Я был взвинчен, ломал себе голову, вопросов была масса, а ответа я не находил ни на один. Нога разболелась, но разве можно было сравнить эту пустяковую боль с той, что железным кольцом сдавила мне сердце. Когда я наконец доковылял до угла и поплелся дальше по улице Сены, меня пронзила внезапная мысль, которая с этой минуты все настойчивей крутилась в мозгу, все больше подавляла меня и притом была не лишена логики.
До сегодняшнего вечера я считал, что женщина в красном плаще бесследно исчезла. Ее исчезновение могло иметь тысячи причин, совершенно не связанных со мной. И пока я не увидел Мелани на террасе, я, по крайней мере, мог обольщаться мыслью, что пути нашей любви преградили неведомые силы судьбы. Даже предположение, что Мелани не вернулась в Париж, было легче принять, чем сокрушительное открытие, которое преподнес мне сегодняшний вечер.
Женщина, которую я столько времени искал, находится здесь, в Париже. Она жива, она реальна, это очевидно. Еще очевиднее то, что она не желает меня знать.
Молодая женщина в белом платье от меня убежала, и это несомненно была Мелани, а какие у нее были причины убегать – не важно. Что это она, я понял в тот самый момент, когда увидел ее на террасе Центра Помпиду. И даже если бы – предположим невероятное – в первый миг у меня возникли хоть какие-то сомнения, на перроне в метро они рассеялись бы раз и навсегда.

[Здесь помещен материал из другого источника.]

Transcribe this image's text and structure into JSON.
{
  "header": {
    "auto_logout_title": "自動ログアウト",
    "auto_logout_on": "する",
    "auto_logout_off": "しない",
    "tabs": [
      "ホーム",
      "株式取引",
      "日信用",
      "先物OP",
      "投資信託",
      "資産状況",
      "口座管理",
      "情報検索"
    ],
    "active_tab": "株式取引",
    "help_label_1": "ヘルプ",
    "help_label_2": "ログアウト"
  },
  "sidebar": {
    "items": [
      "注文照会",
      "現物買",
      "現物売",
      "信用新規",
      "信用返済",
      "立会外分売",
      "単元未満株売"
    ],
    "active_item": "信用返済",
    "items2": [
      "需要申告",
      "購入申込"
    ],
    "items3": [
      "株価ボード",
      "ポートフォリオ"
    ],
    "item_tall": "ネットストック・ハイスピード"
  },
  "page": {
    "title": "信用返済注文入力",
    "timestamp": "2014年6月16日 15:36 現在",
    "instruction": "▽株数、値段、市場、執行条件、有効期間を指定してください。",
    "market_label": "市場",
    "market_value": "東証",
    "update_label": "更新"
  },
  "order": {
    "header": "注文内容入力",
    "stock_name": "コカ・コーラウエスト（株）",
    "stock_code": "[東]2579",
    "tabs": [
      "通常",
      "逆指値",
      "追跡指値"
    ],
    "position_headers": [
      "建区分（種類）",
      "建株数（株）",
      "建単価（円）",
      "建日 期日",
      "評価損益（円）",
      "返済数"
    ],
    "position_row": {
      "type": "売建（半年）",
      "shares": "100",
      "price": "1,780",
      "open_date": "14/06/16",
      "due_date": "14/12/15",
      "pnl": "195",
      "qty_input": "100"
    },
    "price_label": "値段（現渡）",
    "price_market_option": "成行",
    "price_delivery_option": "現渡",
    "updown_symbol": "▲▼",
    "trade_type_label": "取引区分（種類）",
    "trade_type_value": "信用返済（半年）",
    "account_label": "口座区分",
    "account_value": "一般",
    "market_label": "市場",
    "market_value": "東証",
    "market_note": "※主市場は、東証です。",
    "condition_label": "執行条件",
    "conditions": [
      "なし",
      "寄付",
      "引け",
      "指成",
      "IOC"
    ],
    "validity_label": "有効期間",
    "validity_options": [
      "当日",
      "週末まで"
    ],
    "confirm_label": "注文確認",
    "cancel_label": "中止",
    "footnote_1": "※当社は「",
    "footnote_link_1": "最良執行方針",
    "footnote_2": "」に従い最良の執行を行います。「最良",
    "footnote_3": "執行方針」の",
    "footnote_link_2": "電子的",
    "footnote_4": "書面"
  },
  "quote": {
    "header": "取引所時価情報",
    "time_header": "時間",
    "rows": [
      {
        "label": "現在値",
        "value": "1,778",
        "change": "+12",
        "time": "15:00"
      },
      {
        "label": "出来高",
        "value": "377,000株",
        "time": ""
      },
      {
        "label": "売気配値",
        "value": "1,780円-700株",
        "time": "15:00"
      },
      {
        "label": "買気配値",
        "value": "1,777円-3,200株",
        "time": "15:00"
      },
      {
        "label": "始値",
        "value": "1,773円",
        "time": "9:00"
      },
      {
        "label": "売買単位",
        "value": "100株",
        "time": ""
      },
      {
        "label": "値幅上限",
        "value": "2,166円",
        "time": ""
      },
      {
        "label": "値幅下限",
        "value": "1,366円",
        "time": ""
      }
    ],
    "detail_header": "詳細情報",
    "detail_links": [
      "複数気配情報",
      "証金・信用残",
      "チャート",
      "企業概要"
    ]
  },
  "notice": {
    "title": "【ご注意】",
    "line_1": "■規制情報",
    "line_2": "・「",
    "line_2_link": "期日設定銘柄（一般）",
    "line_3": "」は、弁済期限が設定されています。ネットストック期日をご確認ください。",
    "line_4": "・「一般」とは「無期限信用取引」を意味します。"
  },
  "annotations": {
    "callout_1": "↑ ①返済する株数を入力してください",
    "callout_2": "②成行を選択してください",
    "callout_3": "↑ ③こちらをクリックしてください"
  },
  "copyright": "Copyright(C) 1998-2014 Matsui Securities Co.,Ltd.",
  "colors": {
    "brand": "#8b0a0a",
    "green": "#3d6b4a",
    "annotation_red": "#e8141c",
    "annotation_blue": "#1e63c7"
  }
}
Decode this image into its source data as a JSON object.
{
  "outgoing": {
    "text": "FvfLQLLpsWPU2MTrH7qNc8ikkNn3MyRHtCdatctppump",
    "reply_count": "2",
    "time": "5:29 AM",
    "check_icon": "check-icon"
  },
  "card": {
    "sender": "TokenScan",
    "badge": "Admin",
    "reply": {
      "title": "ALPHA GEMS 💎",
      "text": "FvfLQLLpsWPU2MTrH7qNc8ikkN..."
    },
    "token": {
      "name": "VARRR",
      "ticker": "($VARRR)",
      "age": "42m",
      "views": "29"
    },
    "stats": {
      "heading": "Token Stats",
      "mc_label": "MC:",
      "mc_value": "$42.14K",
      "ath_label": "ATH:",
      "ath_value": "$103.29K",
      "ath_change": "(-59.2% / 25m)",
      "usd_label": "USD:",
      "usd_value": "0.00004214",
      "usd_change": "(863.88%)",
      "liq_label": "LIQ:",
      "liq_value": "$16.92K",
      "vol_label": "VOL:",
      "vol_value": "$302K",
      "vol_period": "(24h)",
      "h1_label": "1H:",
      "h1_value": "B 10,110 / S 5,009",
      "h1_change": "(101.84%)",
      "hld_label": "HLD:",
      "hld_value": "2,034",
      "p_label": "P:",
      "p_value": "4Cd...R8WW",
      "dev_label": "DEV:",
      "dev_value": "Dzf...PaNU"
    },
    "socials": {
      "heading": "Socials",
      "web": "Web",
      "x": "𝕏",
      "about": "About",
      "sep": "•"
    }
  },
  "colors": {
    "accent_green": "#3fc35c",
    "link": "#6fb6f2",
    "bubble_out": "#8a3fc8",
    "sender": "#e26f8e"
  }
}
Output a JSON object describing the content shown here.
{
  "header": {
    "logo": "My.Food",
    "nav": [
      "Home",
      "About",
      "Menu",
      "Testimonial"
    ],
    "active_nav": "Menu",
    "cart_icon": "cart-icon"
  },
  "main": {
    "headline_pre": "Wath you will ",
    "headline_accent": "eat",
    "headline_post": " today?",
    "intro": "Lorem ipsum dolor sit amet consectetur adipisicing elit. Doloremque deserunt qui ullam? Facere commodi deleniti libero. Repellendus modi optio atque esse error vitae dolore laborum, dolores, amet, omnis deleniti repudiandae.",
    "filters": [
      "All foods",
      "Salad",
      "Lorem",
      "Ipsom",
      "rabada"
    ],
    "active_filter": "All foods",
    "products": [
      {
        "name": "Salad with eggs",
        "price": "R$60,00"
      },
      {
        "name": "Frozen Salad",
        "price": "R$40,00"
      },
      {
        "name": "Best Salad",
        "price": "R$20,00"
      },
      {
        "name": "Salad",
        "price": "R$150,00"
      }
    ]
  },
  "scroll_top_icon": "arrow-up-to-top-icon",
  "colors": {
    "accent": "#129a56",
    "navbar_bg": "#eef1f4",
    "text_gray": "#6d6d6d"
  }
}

Нас разделяло несколько сантиметров, она стояла за стеклянной дверью вагона, и ее взгляд сказал мне, что она меня узнала. Будь это незнакомая женщина – разве она стала бы смотреть на меня таким взглядом? Чего ради прижала бы ладонь к стеклу против моей ладони? Это был прощальный, заклинающий жест любви в миг расставания, когда поезд вот-вот тронется и умчится прочь…
Я горько усмехнулся. Все это не давало никакой ясности.
И вдруг мне вспомнился первенец кинематографа, черно-белые зернистые кадры: подъезжающий поезд. Вспомнилась и картина импрессиониста, на которой был паровоз в клубах белого дыма, давным-давно я впервые увидел ее в галерее Жё-де-Пом; вспомнились и мои детские размышления о том, что такое импрессионизм. Французское кино глубоко импрессионистично, говорил дядюшка Бернар.
В то время я был уверен, что кое-что понимаю. Но та действительность, в которую я сейчас снова вернулся, была глубоко сюрреалистической. И в ней ничего было не понять.